# Firefox verschiebt Tabelle IE alles oki



## bspainkf36 (2. Juni 2004)

Hey Leute,

bin gerade dabei eine neue Homepage zu erstellten und stehen vor einem rätselhaften Problem. Ich habe einen Index, wo weitere Scripte eingefügt werden. Leider kommt es vor, wenn ein Inhalt geladen wird, dass sich die komplette Tabelle, mit dem Inhalte, verschiebt. 

Hier ein Beispiel: 

http://www.myinsight.de.ms/

Alle Links sind okay, wenn jedoch auf das Gästebuch klicke, verschiebt sich die Tabelle. Dieses Problem tritt komischerweise nicht auf, wenn ich zwei Tabs in einem Fenster geöffnet habe. Der IE zeigt alles normal an.

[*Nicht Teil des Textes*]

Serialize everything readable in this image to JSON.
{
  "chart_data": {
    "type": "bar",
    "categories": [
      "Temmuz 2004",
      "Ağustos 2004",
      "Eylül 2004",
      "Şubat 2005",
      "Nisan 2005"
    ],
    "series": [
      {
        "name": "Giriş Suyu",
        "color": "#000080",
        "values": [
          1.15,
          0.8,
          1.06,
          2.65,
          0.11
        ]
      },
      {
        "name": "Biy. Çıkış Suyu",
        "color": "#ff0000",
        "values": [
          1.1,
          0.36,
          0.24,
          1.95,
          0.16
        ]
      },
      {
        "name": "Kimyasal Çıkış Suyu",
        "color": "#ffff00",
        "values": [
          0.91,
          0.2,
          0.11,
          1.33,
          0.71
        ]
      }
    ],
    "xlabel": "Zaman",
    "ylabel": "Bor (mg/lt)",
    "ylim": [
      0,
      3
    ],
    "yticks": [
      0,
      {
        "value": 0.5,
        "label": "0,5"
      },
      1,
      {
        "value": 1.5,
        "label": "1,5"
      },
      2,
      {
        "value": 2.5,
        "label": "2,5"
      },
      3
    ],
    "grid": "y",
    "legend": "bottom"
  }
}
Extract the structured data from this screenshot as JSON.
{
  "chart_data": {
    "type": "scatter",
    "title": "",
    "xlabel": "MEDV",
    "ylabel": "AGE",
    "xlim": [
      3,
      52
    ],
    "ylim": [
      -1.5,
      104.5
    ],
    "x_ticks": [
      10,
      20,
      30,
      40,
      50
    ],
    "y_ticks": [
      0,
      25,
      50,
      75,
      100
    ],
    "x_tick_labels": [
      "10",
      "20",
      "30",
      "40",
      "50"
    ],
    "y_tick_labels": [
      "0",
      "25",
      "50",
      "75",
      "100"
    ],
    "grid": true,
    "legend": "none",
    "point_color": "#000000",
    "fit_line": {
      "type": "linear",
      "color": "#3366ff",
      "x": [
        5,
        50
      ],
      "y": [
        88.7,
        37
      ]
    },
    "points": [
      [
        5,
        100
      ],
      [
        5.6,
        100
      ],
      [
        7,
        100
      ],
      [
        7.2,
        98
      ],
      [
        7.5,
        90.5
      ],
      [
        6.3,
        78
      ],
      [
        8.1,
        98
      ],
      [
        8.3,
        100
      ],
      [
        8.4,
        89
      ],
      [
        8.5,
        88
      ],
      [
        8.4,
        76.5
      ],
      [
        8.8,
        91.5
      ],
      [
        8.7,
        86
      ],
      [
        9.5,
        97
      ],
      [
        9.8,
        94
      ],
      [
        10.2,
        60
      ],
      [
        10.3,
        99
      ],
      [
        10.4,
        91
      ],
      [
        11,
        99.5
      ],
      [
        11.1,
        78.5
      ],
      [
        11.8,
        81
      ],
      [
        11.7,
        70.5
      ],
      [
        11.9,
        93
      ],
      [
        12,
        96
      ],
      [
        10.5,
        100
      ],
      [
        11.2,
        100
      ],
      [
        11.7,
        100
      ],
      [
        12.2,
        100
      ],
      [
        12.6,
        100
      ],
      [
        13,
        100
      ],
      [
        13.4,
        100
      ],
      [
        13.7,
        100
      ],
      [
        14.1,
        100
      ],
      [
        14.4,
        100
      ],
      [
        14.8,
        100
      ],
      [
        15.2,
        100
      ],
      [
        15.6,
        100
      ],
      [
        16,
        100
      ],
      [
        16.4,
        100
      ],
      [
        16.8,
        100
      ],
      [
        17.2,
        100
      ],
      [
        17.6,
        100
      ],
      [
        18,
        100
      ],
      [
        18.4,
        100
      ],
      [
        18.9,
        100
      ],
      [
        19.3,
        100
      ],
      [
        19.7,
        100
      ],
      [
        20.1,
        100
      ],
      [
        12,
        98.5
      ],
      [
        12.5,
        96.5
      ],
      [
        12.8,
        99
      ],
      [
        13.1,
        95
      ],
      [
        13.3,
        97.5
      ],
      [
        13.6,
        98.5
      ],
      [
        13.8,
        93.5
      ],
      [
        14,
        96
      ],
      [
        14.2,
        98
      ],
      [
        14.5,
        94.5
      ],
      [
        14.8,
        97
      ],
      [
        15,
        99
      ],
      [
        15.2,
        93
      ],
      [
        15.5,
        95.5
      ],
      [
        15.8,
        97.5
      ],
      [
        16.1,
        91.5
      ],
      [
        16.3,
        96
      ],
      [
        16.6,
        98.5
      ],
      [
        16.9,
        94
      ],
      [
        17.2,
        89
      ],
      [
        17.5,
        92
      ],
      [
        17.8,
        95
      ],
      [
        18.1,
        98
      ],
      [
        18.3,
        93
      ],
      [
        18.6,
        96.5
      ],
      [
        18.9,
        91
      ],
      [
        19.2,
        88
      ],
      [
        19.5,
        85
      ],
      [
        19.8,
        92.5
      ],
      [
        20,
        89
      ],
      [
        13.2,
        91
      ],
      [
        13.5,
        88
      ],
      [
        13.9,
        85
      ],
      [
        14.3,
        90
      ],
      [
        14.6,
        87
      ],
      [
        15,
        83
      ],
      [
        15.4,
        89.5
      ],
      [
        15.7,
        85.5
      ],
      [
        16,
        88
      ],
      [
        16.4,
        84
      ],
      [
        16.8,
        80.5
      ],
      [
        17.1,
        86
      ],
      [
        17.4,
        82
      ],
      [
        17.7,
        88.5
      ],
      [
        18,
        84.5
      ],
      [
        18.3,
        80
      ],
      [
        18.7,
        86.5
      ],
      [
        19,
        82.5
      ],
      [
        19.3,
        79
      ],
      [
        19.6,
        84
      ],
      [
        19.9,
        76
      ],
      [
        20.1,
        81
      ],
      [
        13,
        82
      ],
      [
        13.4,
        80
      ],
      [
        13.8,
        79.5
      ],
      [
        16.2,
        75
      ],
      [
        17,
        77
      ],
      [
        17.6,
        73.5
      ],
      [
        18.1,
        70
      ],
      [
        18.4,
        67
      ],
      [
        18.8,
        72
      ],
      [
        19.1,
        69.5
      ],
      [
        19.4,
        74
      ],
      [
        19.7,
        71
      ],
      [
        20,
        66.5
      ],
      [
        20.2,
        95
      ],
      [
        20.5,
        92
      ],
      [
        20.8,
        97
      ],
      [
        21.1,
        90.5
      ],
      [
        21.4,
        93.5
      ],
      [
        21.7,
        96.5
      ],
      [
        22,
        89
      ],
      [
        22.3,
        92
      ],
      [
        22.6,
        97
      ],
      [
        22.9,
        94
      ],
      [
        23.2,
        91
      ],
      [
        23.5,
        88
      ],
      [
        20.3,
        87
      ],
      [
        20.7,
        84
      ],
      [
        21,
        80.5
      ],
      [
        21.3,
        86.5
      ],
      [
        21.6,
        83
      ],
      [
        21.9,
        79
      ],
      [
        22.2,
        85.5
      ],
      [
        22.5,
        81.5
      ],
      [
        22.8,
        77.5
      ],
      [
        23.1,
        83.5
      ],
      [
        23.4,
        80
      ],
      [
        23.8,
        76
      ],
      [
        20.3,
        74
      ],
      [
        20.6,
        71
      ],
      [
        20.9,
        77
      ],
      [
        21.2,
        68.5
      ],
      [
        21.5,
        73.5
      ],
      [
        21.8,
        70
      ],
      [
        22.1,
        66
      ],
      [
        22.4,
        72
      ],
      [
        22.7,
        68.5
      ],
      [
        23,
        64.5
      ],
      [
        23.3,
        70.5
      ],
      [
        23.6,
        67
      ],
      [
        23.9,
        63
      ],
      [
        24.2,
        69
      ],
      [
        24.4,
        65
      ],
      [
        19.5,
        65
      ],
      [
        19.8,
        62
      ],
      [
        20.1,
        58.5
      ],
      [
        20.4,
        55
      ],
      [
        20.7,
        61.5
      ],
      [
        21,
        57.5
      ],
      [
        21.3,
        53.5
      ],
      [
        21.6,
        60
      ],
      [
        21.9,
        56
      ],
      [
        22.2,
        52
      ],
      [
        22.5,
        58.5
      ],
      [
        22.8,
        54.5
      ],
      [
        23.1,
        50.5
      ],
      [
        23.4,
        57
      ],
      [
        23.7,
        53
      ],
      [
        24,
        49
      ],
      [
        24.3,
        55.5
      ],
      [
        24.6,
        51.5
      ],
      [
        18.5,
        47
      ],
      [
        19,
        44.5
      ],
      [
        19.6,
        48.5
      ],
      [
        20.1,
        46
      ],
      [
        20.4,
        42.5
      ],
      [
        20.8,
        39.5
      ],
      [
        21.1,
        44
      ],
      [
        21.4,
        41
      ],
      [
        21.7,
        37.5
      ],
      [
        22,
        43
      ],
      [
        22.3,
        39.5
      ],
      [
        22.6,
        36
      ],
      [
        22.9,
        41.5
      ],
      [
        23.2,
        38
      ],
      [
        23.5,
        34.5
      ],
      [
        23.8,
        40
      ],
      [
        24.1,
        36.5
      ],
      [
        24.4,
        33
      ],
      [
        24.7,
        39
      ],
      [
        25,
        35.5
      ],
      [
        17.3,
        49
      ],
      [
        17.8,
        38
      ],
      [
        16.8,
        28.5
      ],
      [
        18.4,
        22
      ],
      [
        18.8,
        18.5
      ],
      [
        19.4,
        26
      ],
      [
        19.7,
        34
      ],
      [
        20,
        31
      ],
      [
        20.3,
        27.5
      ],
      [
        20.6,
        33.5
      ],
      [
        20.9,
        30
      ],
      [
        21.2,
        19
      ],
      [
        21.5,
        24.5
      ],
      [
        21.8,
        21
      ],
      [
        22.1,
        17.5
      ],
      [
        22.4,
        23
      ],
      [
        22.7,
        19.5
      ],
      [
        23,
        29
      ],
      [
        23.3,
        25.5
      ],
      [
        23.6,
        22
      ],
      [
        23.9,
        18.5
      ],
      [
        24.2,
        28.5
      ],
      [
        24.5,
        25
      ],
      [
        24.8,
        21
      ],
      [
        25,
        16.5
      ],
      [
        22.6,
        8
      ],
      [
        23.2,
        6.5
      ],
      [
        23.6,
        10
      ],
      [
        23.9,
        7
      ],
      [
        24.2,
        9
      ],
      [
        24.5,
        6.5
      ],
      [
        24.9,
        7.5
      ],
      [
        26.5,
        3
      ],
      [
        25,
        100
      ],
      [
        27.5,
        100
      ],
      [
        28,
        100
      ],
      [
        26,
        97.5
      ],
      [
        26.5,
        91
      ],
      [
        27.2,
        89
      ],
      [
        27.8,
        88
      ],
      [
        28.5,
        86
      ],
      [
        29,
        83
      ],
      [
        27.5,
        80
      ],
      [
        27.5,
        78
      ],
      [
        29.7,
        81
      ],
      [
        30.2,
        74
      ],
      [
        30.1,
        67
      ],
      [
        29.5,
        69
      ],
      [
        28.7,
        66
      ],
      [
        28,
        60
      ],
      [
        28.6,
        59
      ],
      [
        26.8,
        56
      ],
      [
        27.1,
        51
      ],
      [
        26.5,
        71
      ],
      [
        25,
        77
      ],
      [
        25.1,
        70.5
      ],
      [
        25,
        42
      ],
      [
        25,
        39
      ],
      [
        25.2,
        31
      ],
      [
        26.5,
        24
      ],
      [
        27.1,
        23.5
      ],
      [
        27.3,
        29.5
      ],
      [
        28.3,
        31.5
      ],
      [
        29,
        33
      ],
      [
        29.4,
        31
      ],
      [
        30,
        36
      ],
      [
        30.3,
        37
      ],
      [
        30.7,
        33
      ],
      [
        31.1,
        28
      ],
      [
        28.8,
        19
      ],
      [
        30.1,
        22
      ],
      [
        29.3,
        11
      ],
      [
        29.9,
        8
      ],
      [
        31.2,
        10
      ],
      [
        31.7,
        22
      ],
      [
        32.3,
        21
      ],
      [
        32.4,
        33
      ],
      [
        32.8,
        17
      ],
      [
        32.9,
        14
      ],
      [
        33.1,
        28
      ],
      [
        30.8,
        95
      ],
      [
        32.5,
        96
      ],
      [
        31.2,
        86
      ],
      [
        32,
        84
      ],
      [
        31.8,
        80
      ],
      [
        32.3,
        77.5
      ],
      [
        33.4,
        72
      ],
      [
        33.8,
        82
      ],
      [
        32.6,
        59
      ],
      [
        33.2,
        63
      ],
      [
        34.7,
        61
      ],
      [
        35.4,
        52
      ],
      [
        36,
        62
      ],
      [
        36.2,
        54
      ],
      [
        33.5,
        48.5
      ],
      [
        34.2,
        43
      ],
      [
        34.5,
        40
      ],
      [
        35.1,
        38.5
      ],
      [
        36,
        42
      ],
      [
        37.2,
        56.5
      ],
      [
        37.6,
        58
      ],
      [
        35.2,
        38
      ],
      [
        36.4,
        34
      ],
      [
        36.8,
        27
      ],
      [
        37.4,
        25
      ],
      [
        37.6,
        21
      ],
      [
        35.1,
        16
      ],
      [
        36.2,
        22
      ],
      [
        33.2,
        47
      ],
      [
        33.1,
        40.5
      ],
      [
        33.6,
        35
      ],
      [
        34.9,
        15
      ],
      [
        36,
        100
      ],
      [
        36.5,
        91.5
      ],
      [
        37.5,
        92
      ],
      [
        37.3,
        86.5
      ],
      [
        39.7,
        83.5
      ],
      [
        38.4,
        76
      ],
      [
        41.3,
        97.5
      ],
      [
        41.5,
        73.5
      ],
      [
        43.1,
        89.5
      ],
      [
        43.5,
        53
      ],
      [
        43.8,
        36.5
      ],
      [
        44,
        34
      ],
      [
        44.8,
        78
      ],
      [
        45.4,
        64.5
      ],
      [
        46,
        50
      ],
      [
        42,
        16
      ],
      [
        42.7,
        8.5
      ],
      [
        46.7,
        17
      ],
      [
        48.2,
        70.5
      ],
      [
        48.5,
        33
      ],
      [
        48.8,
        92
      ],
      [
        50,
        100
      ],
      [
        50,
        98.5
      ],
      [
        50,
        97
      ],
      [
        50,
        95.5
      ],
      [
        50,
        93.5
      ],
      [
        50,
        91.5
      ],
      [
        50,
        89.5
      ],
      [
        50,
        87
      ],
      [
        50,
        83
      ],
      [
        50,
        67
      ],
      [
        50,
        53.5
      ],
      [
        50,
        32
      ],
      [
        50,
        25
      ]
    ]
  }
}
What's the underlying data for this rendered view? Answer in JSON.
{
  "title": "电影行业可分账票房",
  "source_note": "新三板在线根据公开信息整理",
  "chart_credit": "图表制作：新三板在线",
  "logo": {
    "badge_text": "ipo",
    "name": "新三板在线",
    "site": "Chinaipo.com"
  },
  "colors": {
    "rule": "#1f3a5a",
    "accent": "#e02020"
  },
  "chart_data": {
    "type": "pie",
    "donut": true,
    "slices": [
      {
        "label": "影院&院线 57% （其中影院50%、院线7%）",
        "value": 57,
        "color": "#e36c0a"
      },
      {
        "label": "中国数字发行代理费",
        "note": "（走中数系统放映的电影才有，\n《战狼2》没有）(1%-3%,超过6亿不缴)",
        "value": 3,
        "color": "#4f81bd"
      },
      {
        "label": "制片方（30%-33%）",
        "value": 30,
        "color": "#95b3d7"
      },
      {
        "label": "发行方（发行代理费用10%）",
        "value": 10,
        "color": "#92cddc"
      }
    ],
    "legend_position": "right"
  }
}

Ist das ein reguläres Problem vom Firefox und was kann man dagegen ausrichten?

Danke für eure Hilfe

Gruß Kon


----------



## Gumbo (2. Juni 2004)

Meinst du das Erscheinen der Scrollleiste?


----------



## xxenon (2. Juni 2004)

Also in meinem Firefox könnte ich keine Verschiebung finden (zum. wenn ich das richtig verstanden habe, und du das Menü links (u.A. Gästebuch) meinst.

Regards...


----------



## bspainkf36 (2. Juni 2004)

Z.B. klick ich auf Gameserver und anschließend auf Gästebuch. Die Tabellen in der Mitte verschieben sich um einige Pixel von Link nach Rechts.


----------



## max (2. Juni 2004)

Bei mir im Firefox funktioniert alles bestens.

Das einzige ist halt das es die Seite verschiebt wenn der Scrollbalken angezeigt wird bzw. nicht angezeigt wird.


----------